Die ersten Literaturzeugnisse in der Volkssprache sind eine Totenrede (um 1200) und
eine Marienklage (um 1300). Seit der Reformation fand die Volkssprache einen
Aufschwung (ungarische Bibelübersetzung), besonders in der Lyrik des Bálint Balassa
(1551–1594) und der polemischen Prosa des Kardinals Pázmány. Miklós Zrinyi
(1620–1664) dichtete das Nationalepos „Die Belagerung von Szigetvár“ (1651).

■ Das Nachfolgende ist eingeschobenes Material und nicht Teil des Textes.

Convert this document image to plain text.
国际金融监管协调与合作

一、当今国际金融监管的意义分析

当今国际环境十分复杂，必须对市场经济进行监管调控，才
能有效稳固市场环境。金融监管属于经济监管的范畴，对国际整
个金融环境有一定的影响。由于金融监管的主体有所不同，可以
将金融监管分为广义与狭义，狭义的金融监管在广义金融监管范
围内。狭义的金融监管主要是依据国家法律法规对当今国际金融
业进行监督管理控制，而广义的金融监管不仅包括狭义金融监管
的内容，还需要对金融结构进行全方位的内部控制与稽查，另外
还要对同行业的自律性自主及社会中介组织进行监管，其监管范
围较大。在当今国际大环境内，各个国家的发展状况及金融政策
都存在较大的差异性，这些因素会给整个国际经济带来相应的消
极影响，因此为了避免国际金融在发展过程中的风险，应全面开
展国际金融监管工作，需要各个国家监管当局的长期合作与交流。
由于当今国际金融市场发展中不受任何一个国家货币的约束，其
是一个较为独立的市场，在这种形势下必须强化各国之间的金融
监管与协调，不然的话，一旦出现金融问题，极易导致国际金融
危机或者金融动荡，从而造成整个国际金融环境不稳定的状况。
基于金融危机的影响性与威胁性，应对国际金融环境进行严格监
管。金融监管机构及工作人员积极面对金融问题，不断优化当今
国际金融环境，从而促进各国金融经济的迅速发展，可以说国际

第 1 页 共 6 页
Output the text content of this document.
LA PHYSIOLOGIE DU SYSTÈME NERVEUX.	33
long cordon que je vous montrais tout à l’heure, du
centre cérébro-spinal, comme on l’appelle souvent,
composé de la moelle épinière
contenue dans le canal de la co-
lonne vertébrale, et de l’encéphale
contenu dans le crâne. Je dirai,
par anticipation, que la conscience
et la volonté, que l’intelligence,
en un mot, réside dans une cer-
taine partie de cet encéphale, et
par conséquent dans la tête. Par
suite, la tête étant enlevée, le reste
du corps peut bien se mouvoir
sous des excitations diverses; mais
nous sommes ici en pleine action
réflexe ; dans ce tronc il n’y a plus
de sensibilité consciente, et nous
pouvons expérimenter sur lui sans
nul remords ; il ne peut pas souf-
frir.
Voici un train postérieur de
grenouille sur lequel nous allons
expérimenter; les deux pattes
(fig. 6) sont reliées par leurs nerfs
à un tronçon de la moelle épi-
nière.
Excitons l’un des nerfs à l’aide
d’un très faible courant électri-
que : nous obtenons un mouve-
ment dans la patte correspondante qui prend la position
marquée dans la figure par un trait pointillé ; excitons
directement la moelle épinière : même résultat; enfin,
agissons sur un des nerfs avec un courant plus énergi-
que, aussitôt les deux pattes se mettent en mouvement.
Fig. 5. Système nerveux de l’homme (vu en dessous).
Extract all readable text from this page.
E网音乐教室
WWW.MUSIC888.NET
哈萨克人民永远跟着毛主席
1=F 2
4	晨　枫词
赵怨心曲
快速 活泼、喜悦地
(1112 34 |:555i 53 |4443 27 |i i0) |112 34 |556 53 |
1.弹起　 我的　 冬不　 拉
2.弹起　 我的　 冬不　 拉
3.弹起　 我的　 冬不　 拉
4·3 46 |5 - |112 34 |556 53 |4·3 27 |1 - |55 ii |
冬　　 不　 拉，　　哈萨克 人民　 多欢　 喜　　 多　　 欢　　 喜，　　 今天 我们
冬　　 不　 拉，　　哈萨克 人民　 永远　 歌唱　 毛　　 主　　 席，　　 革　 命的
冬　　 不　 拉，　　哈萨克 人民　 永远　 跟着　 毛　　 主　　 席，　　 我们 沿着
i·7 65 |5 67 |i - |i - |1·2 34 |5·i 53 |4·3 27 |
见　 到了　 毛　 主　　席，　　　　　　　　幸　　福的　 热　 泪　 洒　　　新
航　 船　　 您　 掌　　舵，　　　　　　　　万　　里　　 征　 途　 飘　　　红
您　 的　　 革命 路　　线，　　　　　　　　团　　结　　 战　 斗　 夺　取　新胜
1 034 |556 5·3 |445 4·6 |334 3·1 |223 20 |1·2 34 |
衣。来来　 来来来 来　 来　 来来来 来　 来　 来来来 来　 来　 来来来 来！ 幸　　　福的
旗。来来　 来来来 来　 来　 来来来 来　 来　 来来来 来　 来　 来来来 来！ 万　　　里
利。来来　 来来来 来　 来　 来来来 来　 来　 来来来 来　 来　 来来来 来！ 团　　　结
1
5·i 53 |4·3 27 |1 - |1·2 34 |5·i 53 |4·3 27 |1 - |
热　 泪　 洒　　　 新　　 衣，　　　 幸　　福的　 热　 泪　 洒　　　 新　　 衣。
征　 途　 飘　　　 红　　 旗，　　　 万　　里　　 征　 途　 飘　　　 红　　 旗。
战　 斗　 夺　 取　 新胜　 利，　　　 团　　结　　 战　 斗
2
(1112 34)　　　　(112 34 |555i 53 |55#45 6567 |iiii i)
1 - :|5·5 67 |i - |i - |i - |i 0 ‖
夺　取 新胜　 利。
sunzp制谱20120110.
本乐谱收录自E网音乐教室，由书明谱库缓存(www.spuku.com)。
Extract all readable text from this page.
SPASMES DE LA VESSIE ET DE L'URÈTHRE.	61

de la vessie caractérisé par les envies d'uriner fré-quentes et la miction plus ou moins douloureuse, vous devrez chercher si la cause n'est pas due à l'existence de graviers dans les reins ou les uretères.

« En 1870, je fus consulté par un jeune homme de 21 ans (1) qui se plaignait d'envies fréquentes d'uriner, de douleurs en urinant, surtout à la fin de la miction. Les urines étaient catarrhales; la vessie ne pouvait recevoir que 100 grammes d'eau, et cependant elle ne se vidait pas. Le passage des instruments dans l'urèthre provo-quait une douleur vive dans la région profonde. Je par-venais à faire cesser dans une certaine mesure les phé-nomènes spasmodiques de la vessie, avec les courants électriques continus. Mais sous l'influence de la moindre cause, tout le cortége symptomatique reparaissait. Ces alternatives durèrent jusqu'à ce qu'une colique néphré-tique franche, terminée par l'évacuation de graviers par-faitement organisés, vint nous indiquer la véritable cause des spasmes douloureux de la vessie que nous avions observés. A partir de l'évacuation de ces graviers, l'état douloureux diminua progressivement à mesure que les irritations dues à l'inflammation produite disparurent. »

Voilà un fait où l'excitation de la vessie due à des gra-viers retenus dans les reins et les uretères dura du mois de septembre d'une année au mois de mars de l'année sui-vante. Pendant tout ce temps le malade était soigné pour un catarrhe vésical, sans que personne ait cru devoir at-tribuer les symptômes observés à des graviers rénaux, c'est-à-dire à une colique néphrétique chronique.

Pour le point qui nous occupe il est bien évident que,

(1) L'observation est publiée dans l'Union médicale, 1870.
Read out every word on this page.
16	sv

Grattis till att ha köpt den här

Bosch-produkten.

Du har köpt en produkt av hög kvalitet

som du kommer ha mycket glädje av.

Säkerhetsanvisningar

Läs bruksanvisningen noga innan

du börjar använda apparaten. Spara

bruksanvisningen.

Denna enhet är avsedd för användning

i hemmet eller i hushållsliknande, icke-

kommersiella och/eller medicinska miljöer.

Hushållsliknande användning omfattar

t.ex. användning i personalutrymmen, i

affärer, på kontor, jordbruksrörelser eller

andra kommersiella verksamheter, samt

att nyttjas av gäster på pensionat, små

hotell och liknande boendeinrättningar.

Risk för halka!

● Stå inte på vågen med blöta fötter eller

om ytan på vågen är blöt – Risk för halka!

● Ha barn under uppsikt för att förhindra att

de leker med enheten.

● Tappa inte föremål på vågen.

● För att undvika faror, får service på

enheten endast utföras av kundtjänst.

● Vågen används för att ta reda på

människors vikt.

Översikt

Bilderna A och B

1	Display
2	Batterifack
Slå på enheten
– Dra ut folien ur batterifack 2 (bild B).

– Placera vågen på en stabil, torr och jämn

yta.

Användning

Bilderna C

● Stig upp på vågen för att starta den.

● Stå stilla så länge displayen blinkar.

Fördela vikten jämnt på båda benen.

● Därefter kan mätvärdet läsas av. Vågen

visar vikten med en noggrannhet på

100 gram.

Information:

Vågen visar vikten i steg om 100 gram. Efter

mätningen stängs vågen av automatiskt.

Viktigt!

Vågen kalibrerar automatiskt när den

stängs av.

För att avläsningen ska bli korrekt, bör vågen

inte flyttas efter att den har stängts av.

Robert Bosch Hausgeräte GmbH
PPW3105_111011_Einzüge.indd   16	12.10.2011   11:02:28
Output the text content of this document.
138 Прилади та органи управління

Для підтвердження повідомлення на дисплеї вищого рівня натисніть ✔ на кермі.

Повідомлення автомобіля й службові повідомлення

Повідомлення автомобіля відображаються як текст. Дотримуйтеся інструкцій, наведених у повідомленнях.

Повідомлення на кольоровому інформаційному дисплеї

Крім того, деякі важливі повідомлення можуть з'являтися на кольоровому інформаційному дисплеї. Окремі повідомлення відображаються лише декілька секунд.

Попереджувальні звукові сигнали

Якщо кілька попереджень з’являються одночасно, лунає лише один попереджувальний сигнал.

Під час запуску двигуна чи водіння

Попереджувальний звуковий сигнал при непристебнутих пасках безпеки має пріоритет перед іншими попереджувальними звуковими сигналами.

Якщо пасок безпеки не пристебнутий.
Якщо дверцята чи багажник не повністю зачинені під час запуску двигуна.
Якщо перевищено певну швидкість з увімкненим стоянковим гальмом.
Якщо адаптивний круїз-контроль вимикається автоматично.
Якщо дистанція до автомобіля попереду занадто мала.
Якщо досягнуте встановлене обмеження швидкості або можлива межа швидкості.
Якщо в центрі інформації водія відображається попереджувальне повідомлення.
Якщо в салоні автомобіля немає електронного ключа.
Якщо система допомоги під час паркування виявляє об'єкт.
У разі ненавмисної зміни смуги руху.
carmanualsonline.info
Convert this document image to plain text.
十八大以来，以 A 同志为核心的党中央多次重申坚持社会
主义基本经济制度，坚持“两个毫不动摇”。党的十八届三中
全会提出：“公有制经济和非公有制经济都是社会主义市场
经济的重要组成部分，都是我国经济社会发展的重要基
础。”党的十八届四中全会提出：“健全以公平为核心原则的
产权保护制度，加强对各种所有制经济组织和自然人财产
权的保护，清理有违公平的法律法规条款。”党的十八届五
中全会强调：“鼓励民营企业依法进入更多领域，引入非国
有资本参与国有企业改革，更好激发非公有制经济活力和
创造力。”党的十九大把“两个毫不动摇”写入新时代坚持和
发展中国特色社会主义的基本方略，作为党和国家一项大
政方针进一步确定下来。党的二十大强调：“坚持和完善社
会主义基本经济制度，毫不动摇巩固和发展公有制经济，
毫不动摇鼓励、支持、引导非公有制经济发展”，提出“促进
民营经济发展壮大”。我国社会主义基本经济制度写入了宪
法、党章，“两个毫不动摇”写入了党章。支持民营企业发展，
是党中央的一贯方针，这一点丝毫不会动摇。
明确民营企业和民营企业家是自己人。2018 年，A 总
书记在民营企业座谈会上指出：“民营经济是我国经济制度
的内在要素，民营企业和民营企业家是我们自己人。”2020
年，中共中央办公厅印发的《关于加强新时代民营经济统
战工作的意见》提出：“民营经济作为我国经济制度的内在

Anschluss an die westeuropäische Kultur fand die >ungarische Literatur besonders
seit der Französischen Revolution durch die Vermittlung Bessenyeis in der klassisch
orientierten französischen Schule (Kazinczy, Kölcsey, Berzsenyi). Dagegen standen
bald volkstümliche (Csokonai Vitéz) und national-romantische Bestrebungen (Brüder
Kisfaludy, Katona), die im Schaffen von Vörösmarty und der jüngeren Generation von
Petöfi und Arany gipfelten. Zwischen Romantik und Realismus standen die großen
ungarischen Erzähler Jósika, J. Eötvös, Kemény, Jókai, M. Tompa, Gárdonyi, Mikszáth
und Herczeg. Madách schuf mit der „Tragödie des Menschen“ (1862) ein gewaltiges
geschichtsphilosophisches Drama.
Gegen die folgende konventionelle Schriftstellerei lehnten sich Anfang des 20.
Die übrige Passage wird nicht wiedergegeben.